The three vulnerabilities are tracked as CVE-2026-25172, CVE-2026-25173, and CVE-2026-26111. All three were addressed in the March 10 Patch Tuesday release for standard Windows 11 devices.
How Attackers Can Exploit These RRAS Vulnerabilities
According to Microsoft’s advisory, an attacker authenticated on the domain could exploit these flaws by tricking a domain-joined user into sending a request to a malicious server through the RRAS snap-in. Successful exploitation allows remote code execution on the affected device.
Microsoft states the issue applies only to Enterprise client devices running hotpatch updates and used for remote server management.
Why a Separate Hotpatch Was Needed
Standard cumulative updates require a device reboot to apply fixes.
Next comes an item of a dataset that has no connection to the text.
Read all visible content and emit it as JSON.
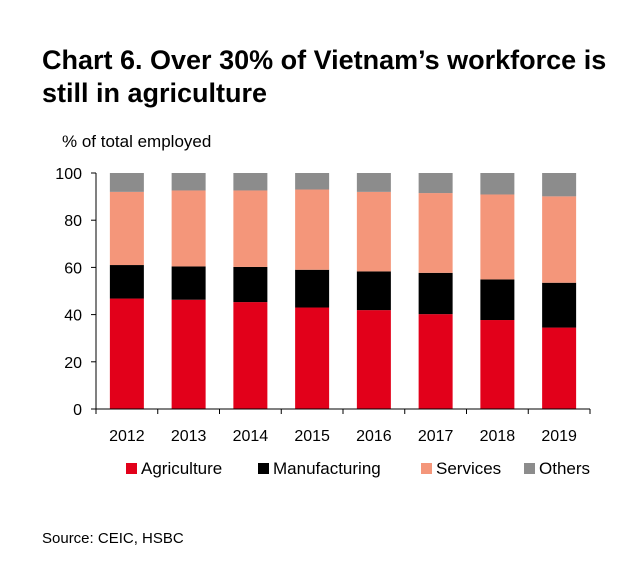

Hotpatch updates work differently: they apply vulnerability fixes through in-memory patching of running processes, allowing the fix to take effect immediately without a restart. The patched files are also written to disk so the fixes persist after the next scheduled reboot.
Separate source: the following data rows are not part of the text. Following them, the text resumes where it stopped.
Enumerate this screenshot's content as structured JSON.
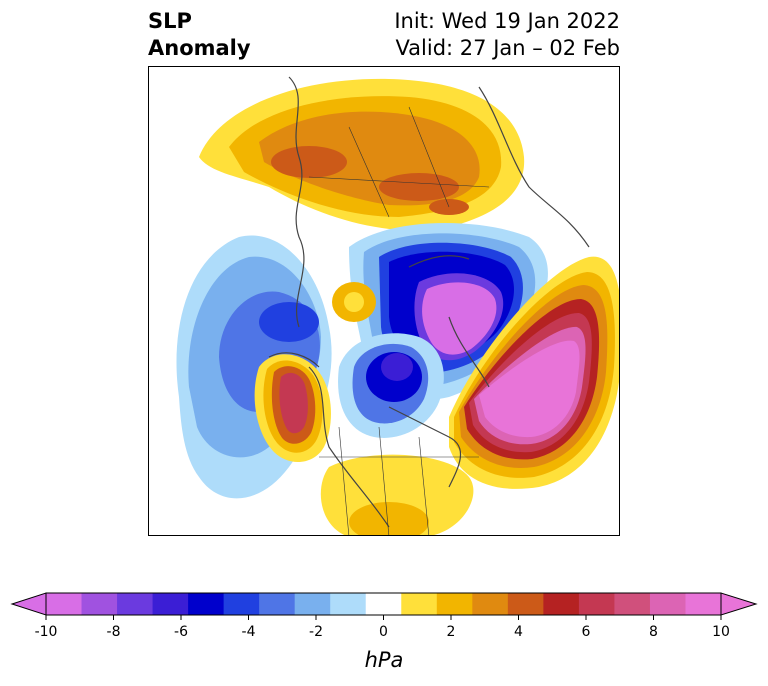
{
  "title": {
    "left_line1": "SLP",
    "left_line2": "Anomaly",
    "init": "Init: Wed 19 Jan 2022",
    "valid": "Valid: 27 Jan – 02 Feb"
  },
  "colorbar": {
    "unit": "hPa",
    "levels": [
      -10,
      -9,
      -8,
      -7,
      -6,
      -5,
      -4,
      -3,
      -2,
      -1,
      1,
      2,
      3,
      4,
      5,
      6,
      7,
      8,
      9,
      10
    ],
    "colors": [
      "#d86ee6",
      "#a052e0",
      "#6b3adf",
      "#3b1ed5",
      "#0000cc",
      "#2040e0",
      "#4f75e6",
      "#79b0ee",
      "#aedcfa",
      "#ffffff",
      "#ffe03a",
      "#f2b500",
      "#e08a10",
      "#cc5a18",
      "#b52222",
      "#c43852",
      "#d0507c",
      "#dc64b4",
      "#e874d8"
    ],
    "ticks": [
      "-10",
      "-8",
      "-6",
      "-4",
      "-2",
      "0",
      "2",
      "4",
      "6",
      "8",
      "10"
    ],
    "extend": "both"
  },
  "map": {
    "projection": "north-polar-stereographic",
    "features": [
      {
        "name": "high-north-atlantic",
        "anomaly": 10
      },
      {
        "name": "high-siberia",
        "anomaly": 5
      },
      {
        "name": "high-alaska-gulf",
        "anomaly": 6
      },
      {
        "name": "high-west-europe",
        "anomaly": 2
      },
      {
        "name": "low-arctic-kara",
        "anomaly": -10
      },
      {
        "name": "low-canada-greenland",
        "anomaly": -7
      },
      {
        "name": "low-north-pacific",
        "anomaly": -4
      }
    ]
  }
}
This approach is designed for mission-critical devices where unplanned reboots are not practical. Microsoft notes it had previously released hotfixes for these same vulnerabilities but re-released KB5084597 to ensure coverage across all affected scenarios.
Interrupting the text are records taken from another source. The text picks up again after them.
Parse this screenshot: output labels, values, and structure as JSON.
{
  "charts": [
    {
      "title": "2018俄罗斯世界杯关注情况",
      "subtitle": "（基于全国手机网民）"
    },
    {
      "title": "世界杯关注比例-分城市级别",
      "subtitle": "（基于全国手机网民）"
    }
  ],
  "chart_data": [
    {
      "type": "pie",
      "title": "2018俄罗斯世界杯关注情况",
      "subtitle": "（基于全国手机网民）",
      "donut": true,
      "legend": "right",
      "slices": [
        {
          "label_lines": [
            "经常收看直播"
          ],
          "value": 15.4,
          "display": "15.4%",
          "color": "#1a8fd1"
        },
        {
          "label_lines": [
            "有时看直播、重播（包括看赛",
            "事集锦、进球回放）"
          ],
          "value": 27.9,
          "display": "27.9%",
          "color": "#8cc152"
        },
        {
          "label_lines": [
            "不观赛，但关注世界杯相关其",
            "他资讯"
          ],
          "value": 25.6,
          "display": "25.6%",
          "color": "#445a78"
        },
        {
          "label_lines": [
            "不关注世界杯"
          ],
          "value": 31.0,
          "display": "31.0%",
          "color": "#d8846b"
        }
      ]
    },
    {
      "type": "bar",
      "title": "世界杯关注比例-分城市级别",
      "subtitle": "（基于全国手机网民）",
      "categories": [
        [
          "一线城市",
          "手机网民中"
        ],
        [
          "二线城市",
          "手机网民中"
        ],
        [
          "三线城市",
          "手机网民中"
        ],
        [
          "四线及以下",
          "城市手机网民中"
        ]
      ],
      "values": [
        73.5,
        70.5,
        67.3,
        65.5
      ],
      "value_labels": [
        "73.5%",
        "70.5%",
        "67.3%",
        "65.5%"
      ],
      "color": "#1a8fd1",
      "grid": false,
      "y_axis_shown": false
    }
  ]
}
Affected Windows 11 Versions and Deployment
The update applies to Windows 11 versions 24H2 and 25H2, as well as Windows 11 Enterprise LTSC 2024. KB5084597 is cumulative and includes all fixes from the March 2026 security update.
The hotpatch will only be offered to devices enrolled in the hotpatch update program and managed through Windows Autopatch. On enrolled devices, installation is automatic and does not require a restart. Devices not enrolled in the program received the fix through the standard March 10 Patch Tuesday update.